Introduction: Acute myocardial infarction (AMI) is accompanied by induction of pro-angiogenic responses that lead to the recruitment of progenitor cells (PCs). Failure to induce PC mobilization, inefficient homing towards or limited survival in the ischemic microenvironment are all associated with loss in healing capacity and increased scar formation. Hypothesis: Both endothelial nitric oxide synthase (eNOS) and hypoxia-inducible factor-1 (HIF-1) have been implicated in PC biology, angiogenesis and vascular homeostasis. We investigated the effects of eNOS deficiency on HIF-1 and HIF-1 related gene expression, PC mobilization and peripheral PC homing conditions. Methods & Results: AMI was induced in wild-type (WT) (n=10) and eNOS knockout (KO) mice (n=10). One week post-AMI, bone marrow mobilization of early PCs (Lin - Sca-1 + ) was markedly attenuated under eNOS-deficient conditions (p<0.001), as assessed by flow cytometry. mRNA expression of Hif1a (p<0.001) and HIF-1-dependent chemotactic factors, such as Cxcl12 (p<0.001) and Ccl2 (p<0.05), and vascular adhesion molecules, such as Icam1 (p=0.002) and Vcam1 (p<0.001), displayed significantly lower expression in the infarction border zone in eNOS KO mice. eNOS activity was highly correlated with Hif1a expression in WT animals (r=0.876, p<0.0001), a relation that was completely lost in the absence of eNOS. Lin - Sca-1 + PC mobilization was correlated with Hif1a (p=0.01), Cxcl12 (p=0.018) and Ccl2 (p=0.008).

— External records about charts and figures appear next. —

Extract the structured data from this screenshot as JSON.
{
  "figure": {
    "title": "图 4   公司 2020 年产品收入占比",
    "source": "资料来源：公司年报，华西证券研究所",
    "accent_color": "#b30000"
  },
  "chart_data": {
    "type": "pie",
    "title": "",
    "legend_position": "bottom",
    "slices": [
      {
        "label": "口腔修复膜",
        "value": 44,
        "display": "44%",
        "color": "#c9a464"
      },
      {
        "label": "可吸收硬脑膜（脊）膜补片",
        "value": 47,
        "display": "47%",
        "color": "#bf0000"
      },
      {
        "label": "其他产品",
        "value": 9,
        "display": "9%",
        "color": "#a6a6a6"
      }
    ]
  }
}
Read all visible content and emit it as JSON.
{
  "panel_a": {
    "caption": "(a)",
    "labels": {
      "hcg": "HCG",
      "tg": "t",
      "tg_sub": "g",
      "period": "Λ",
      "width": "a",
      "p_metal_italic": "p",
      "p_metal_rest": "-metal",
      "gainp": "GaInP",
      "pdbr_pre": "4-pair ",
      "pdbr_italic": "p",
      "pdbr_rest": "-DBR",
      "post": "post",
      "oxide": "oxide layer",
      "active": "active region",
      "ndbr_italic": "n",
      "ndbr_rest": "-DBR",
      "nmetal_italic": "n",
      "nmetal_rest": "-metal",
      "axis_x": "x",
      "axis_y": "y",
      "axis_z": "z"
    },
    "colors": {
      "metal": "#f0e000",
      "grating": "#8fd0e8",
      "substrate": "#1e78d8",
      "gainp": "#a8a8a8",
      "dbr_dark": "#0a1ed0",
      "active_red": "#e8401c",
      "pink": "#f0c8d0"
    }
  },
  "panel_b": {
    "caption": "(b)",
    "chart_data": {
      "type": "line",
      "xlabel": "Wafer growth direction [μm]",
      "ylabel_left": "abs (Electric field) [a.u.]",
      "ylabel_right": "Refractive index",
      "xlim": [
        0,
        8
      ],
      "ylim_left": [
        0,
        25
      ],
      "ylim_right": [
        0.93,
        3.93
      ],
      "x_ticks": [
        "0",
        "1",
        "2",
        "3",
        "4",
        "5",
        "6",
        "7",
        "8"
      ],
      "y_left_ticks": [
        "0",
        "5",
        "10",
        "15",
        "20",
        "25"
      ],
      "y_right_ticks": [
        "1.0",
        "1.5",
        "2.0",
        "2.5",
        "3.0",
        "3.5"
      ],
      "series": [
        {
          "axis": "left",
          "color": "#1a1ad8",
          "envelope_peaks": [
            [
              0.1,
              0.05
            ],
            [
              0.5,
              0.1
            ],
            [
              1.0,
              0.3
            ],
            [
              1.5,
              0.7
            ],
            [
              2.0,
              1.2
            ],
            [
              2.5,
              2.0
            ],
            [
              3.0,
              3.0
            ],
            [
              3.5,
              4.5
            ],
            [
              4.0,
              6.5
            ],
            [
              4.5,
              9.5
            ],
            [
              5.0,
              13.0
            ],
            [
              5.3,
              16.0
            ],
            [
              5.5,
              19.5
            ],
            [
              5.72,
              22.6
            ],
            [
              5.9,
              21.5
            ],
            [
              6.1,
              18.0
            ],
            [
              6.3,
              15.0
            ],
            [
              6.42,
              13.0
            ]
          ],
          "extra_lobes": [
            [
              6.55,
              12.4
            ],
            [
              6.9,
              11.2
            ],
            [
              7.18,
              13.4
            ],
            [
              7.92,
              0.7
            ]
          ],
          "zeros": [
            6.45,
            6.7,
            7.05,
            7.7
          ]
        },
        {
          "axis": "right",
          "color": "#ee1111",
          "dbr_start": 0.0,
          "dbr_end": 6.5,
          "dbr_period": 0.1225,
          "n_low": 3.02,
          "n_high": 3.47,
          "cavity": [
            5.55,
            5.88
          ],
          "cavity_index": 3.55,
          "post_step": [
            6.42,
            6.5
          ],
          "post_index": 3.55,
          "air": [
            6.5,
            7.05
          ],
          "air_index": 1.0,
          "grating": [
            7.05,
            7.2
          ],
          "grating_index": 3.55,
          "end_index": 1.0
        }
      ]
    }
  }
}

Histologically, eNOS KO showed decreased capillary formation in the infarction border zone, which correlated with Hif1a (p=0.007) and Cxcl12 (p<0.001) expression, vascular adhesion molecules Icam1 (p=0.003) and Vcam1 (p=0.018), and with mobilization of Lin - Sca-1 + PCs (p=0.033). Conclusions: eNOS is essential for the mobilization of PCs out of the bone marrow and the expression of hypoxia-induced chemokines and vascular adhesion molecules. We provide evidence for the close relationship between eNOS and HIF-1 pathways and suggest a novel view on PC biology in which nitric oxide acts as an essential cofactor for normal HIF-1 activity, enhancing both PC mobilization and peripheral PC homing conditions.